A quarta idade, motivo destas reflexões, enfoca a Diligência versus a Inferioridade, marcando os momentos finais da infância e preparando o individuo para o enfrentamento da adolescência.

Em sua teoria, Erikson estabelece o desenvolvimento numa perspectiva biopsicossocial, considerando as predisposições psicológicas para cada estágio e as elaborações das crises nas relações socioculturais em que o individuo esteja envolvido.

É com base nesse pano de fundo e, especialmente, do que é mostrado em “Idade Escolar e Identificação da Tarefa”, parte do livro Identidade – Juventude e Crise, de Erik Erikson, que surgiram as reflexões que apresento à sua leitura.

É inegável que a tecnodependência atinge a todos, cercados que somos por aparatos que deveriam, ao menos na teoria, facilitar nossas vidas. Exemplos não faltam, desde o acendimento automático dos fogões, passando por dispositivos de controle remoto, correção automática de textos e o contato imediato com pessoas distantes por sofisticados, e ao mesmo tempo simples, aplicativos baseados na tecnologia da informação.

Crianças parecem aprender intuitivamente como manipular seus aparelhinhos com desenvoltura; adultos já não carregam dinheiro para pagar suas compras e idosos superam as deficiências naturais e típicas da idade, com próteses de todo tipo que, aliás, dão sobrevida a atletas acidentados ou prejudicados desde o nascimento.
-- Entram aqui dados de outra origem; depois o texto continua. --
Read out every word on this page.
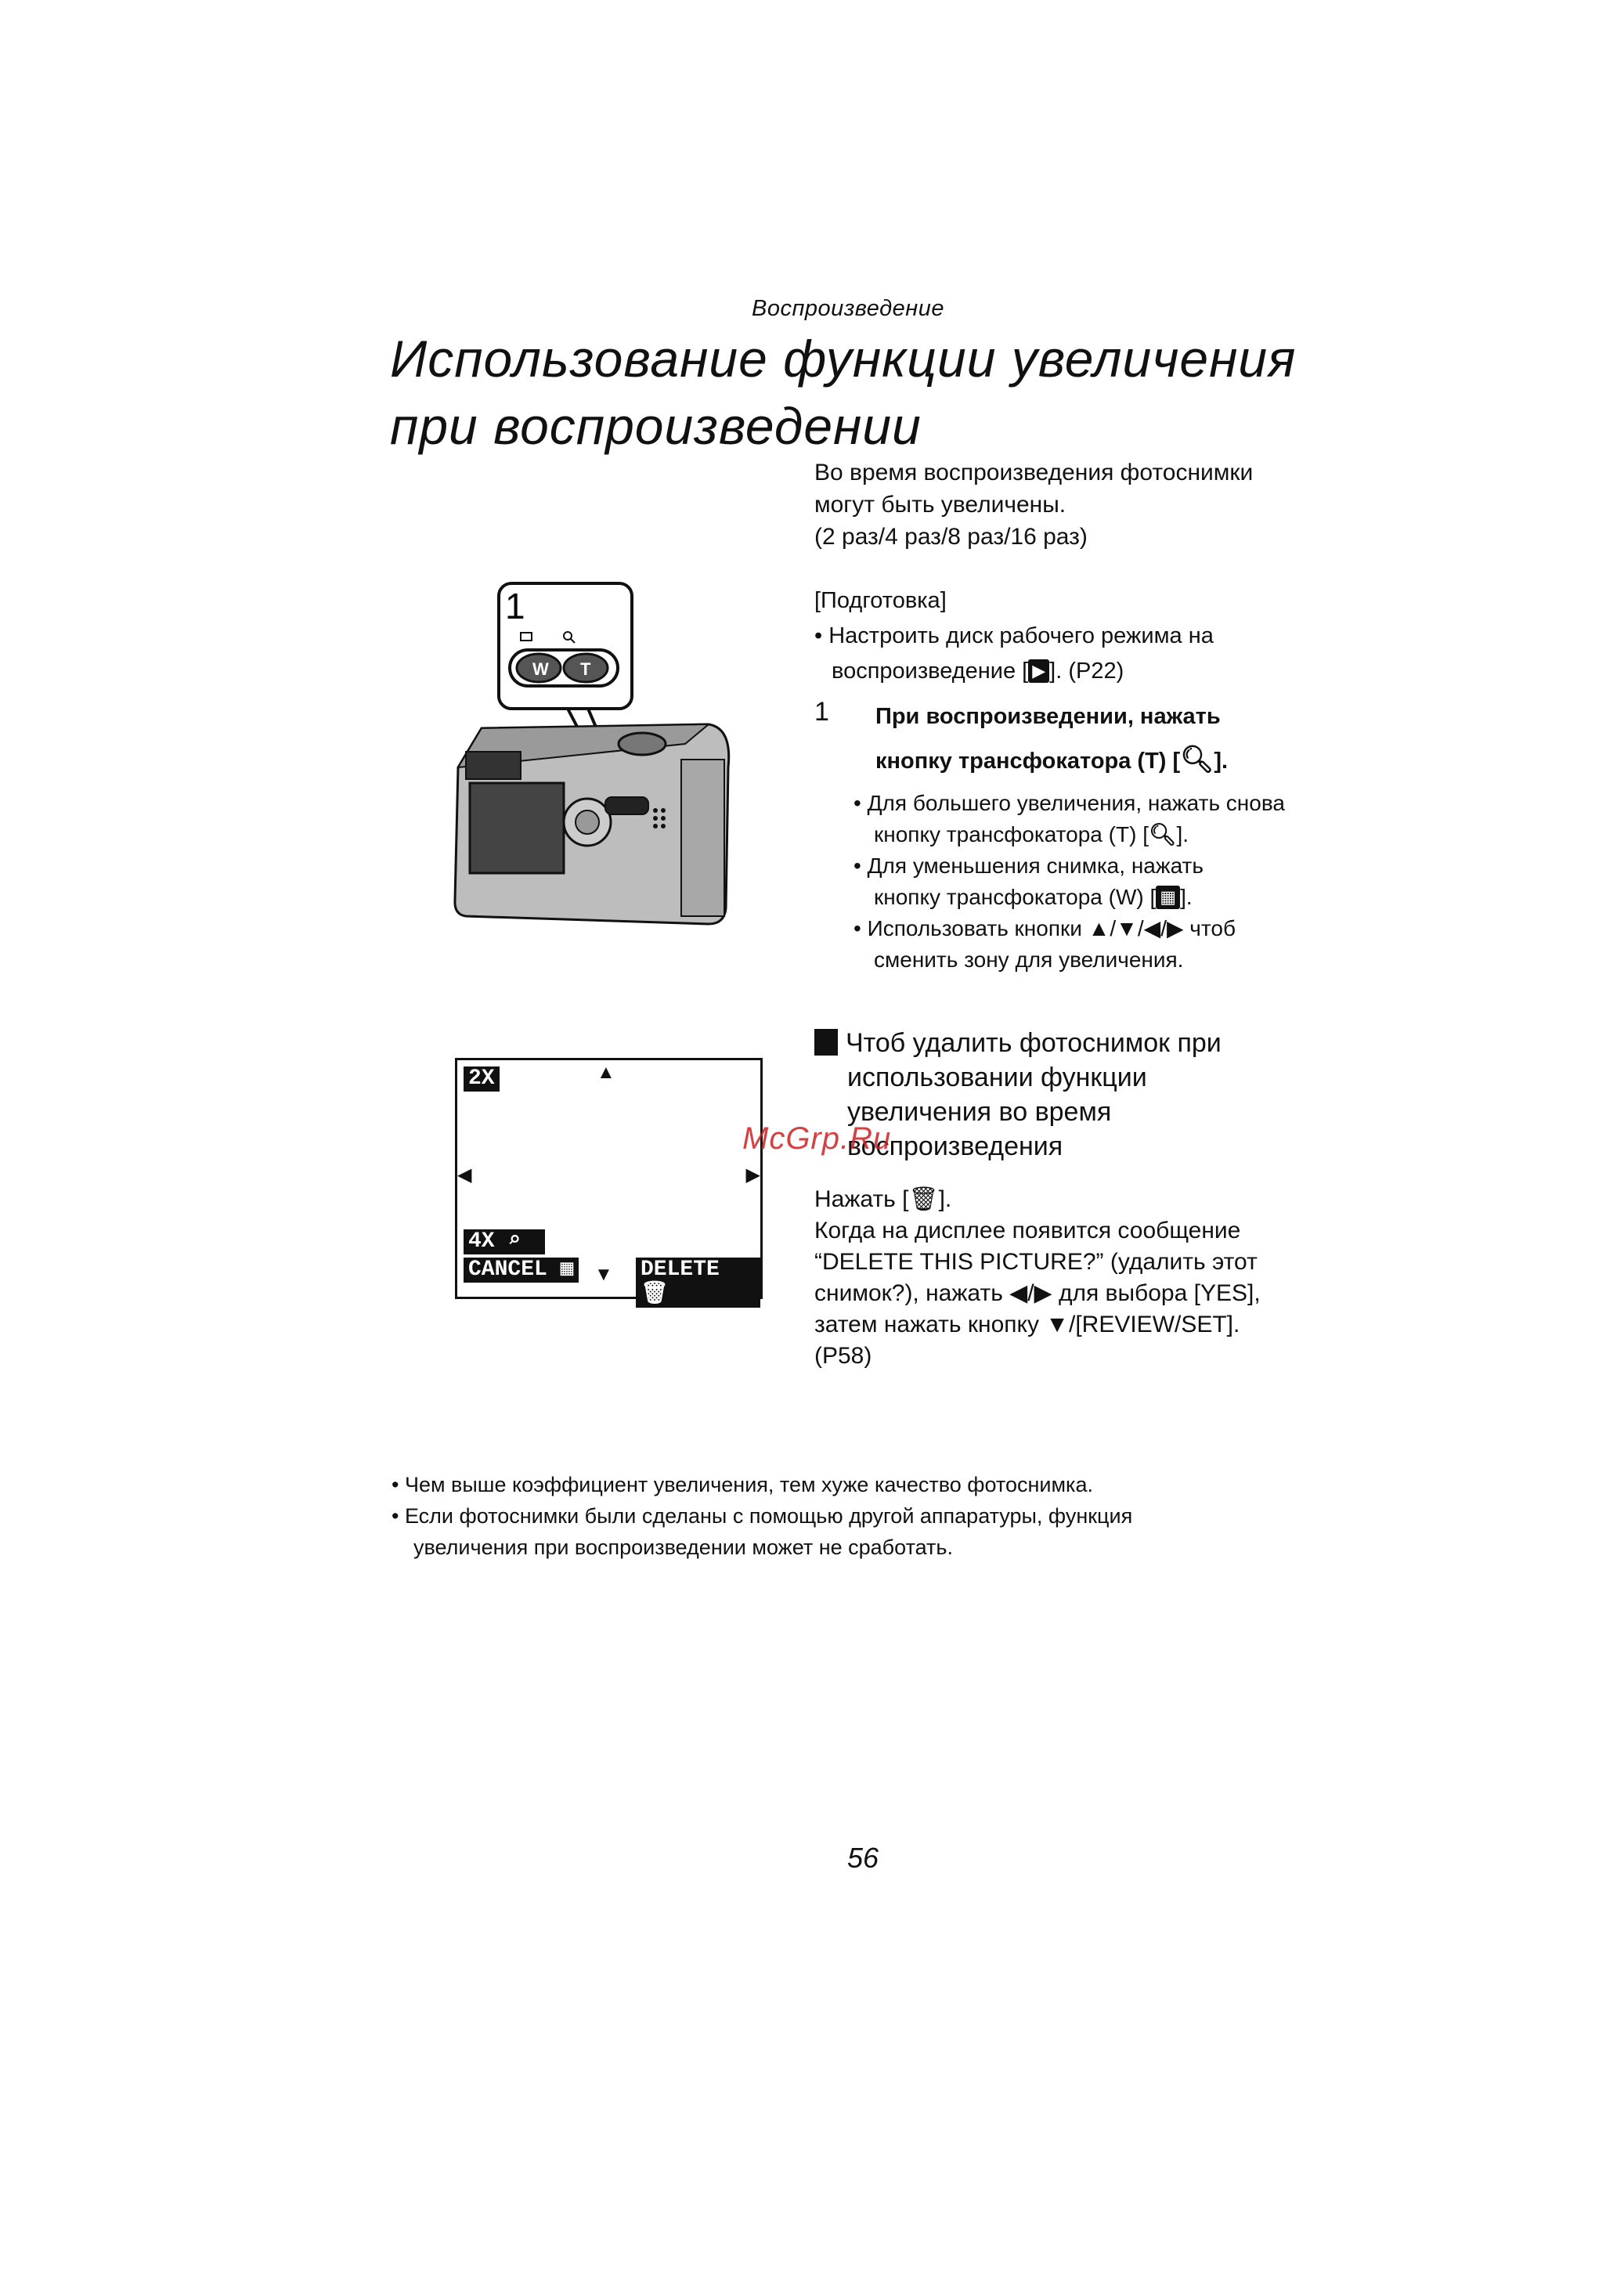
Воспроизведение
Использование функции увеличения
при воспроизведении
Во время воспроизведения фотоснимки
могут быть увеличены.
(2 раз/4 раз/8 раз/16 раз)
1
W T
[Подготовка]
• Настроить диск рабочего режима на
воспроизведение [ ▶ ]. (P22)
1 При воспроизведении, нажать
кнопку трансфокатора (T) [🔍︎].
• Для большего увеличения, нажать снова
кнопку трансфокатора (T) [🔍︎].
• Для уменьшения снимка, нажать
кнопку трансфокатора (W) [ ▦ ].
• Использовать кнопки ▲/▼/◀/▶ чтоб
сменить зону для увеличения.
2X	▲
◀	▶
4X ⌕
CANCEL ▦ ▼ DELETE 🗑︎
Чтоб удалить фотоснимок при
использовании функции
увеличения во время
воспроизведения
McGrp.Ru
Нажать [🗑︎].
Когда на дисплее появится сообщение
“DELETE THIS PICTURE?” (удалить этот
снимок?), нажать ◀/▶ для выбора [YES],
затем нажать кнопку ▼/[REVIEW/SET].
(P58)
• Чем выше коэффициент увеличения, тем хуже качество фотоснимка.
• Если фотоснимки были сделаны с помощью другой аппаратуры, функция
увеличения при воспроизведении может не сработать.
56
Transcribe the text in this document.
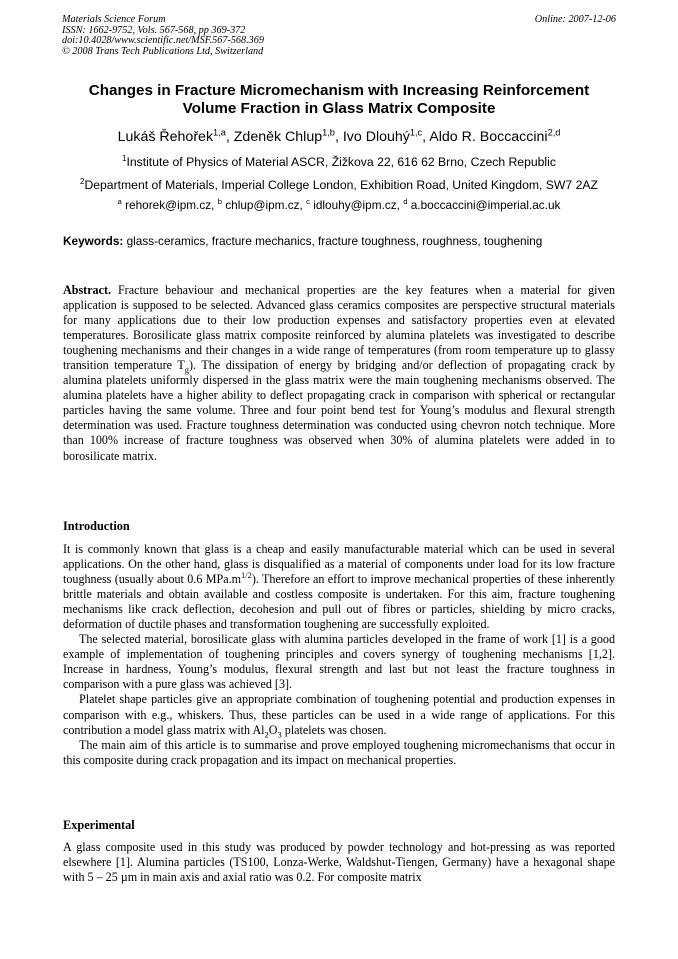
Materials Science Forum
ISSN: 1662-9752, Vols. 567-568, pp 369-372
doi:10.4028/www.scientific.net/MSF.567-568.369
© 2008 Trans Tech Publications Ltd, Switzerland
Online: 2007-12-06
Changes in Fracture Micromechanism with Increasing Reinforcement
Volume Fraction in Glass Matrix Composite
Lukáš Řehořek$^{1,a}$, Zdeněk Chlup$^{1,b}$, Ivo Dlouhý$^{1,c}$, Aldo R. Boccaccini$^{2,d}$
$^1$Institute of Physics of Material ASCR, Žižkova 22, 616 62 Brno, Czech Republic
$^2$Department of Materials, Imperial College London, Exhibition Road, United Kingdom, SW7 2AZ
$^a$ rehorek@ipm.cz, $^b$ chlup@ipm.cz, $^c$ idlouhy@ipm.cz, $^d$ a.boccaccini@imperial.ac.uk
Keywords: glass-ceramics, fracture mechanics, fracture toughness, roughness, toughening
Abstract. Fracture behaviour and mechanical properties are the key features when a material for given application is supposed to be selected. Advanced glass ceramics composites are perspective structural materials for many applications due to their low production expenses and satisfactory properties even at elevated temperatures. Borosilicate glass matrix composite reinforced by alumina platelets was investigated to describe toughening mechanisms and their changes in a wide range of temperatures (from room temperature up to glassy transition temperature $T_g$). The dissipation of energy by bridging and/or deflection of propagating crack by alumina platelets uniformly dispersed in the glass matrix were the main toughening mechanisms observed. The alumina platelets have a higher ability to deflect propagating crack in comparison with spherical or rectangular particles having the same volume. Three and four point bend test for Young’s modulus and flexural strength determination was used. Fracture toughness determination was conducted using chevron notch technique. More than 100% increase of fracture toughness was observed when 30% of alumina platelets were added in to borosilicate matrix.
Introduction

It is commonly known that glass is a cheap and easily manufacturable material which can be used in several applications. On the other hand, glass is disqualified as a material of components under load for its low fracture toughness (usually about 0.6 $MPa.m^{1/2}$). Therefore an effort to improve mechanical properties of these inherently brittle materials and obtain available and costless composite is undertaken. For this aim, fracture toughening mechanisms like crack deflection, decohesion and pull out of fibres or particles, shielding by micro cracks, deformation of ductile phases and transformation toughening are successfully exploited.

The selected material, borosilicate glass with alumina particles developed in the frame of work [1] is a good example of implementation of toughening principles and covers synergy of toughening mechanisms [1,2]. Increase in hardness, Young’s modulus, flexural strength and last but not least the fracture toughness in comparison with a pure glass was achieved [3].

Platelet shape particles give an appropriate combination of toughening potential and production expenses in comparison with e.g., whiskers. Thus, these particles can be used in a wide range of applications. For this contribution a model glass matrix with $Al_2O_3$ platelets was chosen.

The main aim of this article is to summarise and prove employed toughening micromechanisms that occur in this composite during crack propagation and its impact on mechanical properties.

Experimental

A glass composite used in this study was produced by powder technology and hot-pressing as was reported elsewhere [1]. Alumina particles (TS100, Lonza-Werke, Waldshut-Tiengen, Germany) have a hexagonal shape with 5 – 25 µm in main axis and axial ratio was 0.2. For composite matrix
São exemplos que não surpreendem, pelo tanto que a tecnologia já se incorporou ao cotidiano. Entretanto, nossa convivência nem sempre será tão pacífica ou agradável, seja pela intervenção implacável da natureza ou por nossa incompetência em lidar com as novidades. Que, por sinal, não são tão novas assim, se olharmos com atenção e cuidado.

Esse olhar atento e cuidadoso às coisas à nossa volta pode nos fazer entender que o que chamamos de tecnologia não se resume ao universo eletrônico, mas a todo aparato que acrescente força e inteligência ao esforço humano. Tecnologia existe em qualquer sociedade ou cultura, independentemente de seu grau de evolução, com origens muito diferentes como a necessidade, a curiosidade, o utilitarismo, a oportunidade, o acaso, a comodidade e a preguiça, ou tudo isso junto de uma vez só.

O que se observa e se comprova é que as “novas tecnologias” são menos inovadoras ou originais do que se costuma apregoar. Excetuando as que são formadas pela combinação de ferramentas totalmente distantes entre si, a maioria dos produtos tecnológicos que consumimos é fruto da evolução de algo já existente, que vai da faca de pedra lascada à lâmina afiada a laser.

Cada nova faca representa um passo, ainda que pequeno, na evolução da ferramenta, e suas diferentes versões provavelmente conviverão durante um longo tempo, enterrando a falsa premissa de que novas tecnologias aposentarão as que já existem. O lápis e a caneta estão lado a lado com os processadores de texto; a mídia impressa se complementa com as versões digitais; o teatro divide o espaço do entretenimento com o cinema e a televisão; ainda leva tempo para que os serviços sob demanda e com baixa regulamentação substituam seus similares já estruturados e controlados por corporações de ofício.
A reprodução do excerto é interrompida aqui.